До самого вечера наряжали елку, она получилась очень красивая, даже еще красивей, чем по телевизору. Из кладовки достали старые игрушки — тоже шары, а еще стеклянные домики, бантики и белок. И все это навесили. Потом мама рассказывала сказки про Пантер и сварила шоколад. Пахло праздником и мандаринами. За окном крутилась вьюга.

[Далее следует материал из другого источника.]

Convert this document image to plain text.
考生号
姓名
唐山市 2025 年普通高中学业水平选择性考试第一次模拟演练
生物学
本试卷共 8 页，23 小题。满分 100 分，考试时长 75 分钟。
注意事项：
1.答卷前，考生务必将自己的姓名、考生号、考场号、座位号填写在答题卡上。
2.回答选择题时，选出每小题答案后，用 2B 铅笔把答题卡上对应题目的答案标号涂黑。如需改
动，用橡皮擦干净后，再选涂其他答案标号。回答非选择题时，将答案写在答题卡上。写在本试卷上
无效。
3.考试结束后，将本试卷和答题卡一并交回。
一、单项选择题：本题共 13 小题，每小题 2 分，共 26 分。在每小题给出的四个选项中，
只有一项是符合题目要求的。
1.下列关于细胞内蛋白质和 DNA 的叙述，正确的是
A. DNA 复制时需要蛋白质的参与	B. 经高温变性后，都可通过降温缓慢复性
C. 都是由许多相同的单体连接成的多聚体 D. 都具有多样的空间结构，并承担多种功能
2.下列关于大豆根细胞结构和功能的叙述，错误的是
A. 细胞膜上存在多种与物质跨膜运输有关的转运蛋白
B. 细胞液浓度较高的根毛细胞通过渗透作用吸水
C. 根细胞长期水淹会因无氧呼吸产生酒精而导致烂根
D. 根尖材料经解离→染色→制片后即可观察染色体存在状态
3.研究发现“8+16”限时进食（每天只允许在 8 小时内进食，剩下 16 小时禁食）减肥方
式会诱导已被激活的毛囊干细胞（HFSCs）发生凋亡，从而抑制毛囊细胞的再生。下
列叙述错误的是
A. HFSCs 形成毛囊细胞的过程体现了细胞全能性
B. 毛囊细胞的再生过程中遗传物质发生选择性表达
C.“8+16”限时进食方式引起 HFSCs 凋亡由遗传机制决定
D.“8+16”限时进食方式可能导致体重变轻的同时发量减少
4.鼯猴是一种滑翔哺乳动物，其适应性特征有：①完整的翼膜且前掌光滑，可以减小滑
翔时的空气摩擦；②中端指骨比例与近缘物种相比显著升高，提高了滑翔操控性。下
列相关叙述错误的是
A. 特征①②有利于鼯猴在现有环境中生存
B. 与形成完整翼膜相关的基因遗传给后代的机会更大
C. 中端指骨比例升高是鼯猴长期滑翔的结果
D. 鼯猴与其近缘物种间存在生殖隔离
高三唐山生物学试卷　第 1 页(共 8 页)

А совсем поздно приехала тётя Лена. Посидеть со Славкой. Вся в снегу с ног до головы, но веселая и громкая.
Ночью опять было плохо.
Но папа уже делает лекарство, скоро Славка поправится
Алина.
Фиолетовая ночь проползла через небо, оставив после себя разводы темных перьев и стылый туман. Через стекла, затуманенные полночным морозцем, свет пробивался слабый, розоватый и тревожный. Алина проснулась от этой рассветной тревоги и долго глядела в потолок, припоминая…
Потолок оказался низкий и темный, и болтались на веревочке наискось потолка метелки каких-то травок. Пахли травки пряно, остро и опять же тревожно. У печки, свернувшись черным клубком, спала большая кошка, во сне топорщащаяся шерстью и вздрагивающая. Сны такие Алине уже были знакомы — это снится охота, выскакивает из-под снега вкусная жирненькая добыча, дразнится, но в последний момент ускользает, шлепнув по носу мокрым крылом. И остаются только перья да досада. Или чудятся мучительно-волнующие запахи, шорохи и вскрики, и бежишь, бежишь… а они исчезают, меняются, обманывают. Дурацкие сны, после которых хочется тут же мчаться повторять все въяве. Иначе кажется — сойдешь с ума…
Сны Алина знала, но они никак не объясняли этой большой кошки, этого потолка и вообще всего охотничьего домика. Опять хотелось есть, но не холодной тушенки из рюкзака Антона, и не лапши быстрого приготовления, для которой еще нужно натопить снега. Хотелось — заразилась охотничьим возбуждением — сбегать на охоту и поесть свежатинки, и чтобы под лапами хрустело, и чтобы еще погонять потом перья и свежую снежную труху…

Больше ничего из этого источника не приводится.